I could just have her up and leave and let everyone fend for himself, or I could contrive to have all the children and the husband go out to eat at whatever the 1917 equivalent of McDonald’s was. But if I did that, I have a feeling I’d hear about it from disgruntled readers. Not to mention a horrified editor. Sometimes I just can’t come up with a plausible way to do it, and I have to go at it from a totally different angle or rework the scene altogether.

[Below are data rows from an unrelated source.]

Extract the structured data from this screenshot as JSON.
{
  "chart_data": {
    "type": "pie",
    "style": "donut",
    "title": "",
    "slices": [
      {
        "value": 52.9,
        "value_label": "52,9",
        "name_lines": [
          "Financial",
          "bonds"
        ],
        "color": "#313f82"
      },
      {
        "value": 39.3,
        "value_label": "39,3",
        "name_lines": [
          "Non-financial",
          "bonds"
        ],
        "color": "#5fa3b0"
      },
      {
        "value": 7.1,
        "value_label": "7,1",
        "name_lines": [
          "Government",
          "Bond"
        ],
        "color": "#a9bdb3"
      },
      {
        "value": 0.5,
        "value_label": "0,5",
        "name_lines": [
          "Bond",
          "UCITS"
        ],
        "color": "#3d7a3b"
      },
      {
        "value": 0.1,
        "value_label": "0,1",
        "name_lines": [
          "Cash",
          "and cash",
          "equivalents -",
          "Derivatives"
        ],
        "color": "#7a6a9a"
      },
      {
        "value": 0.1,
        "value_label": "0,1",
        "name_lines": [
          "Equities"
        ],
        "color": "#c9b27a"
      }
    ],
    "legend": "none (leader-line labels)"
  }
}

This is one of the things I like about writing an amateur sleuth. She has to be sneaky, persistent, smart, and clever in order to find her answers. And sometimes, she’s smarter than I am. In fact, there have been occasions where Alafair came upon a clue that I was not aware of myself until it appeared on the page. Toward the end of my fourth book in the series, The Sky Took Him, Alafair was sitting in a hospital corridor, having a nice, normal, conversation with the family, when she noticed something at exactly the same time I did, an observation which provided both of us with a vital piece of information. It surprised the heck out of me, but it was plausible, very much in character for Alafair, and worked like a charm. Moments like this are why writing a mystery can be such fun.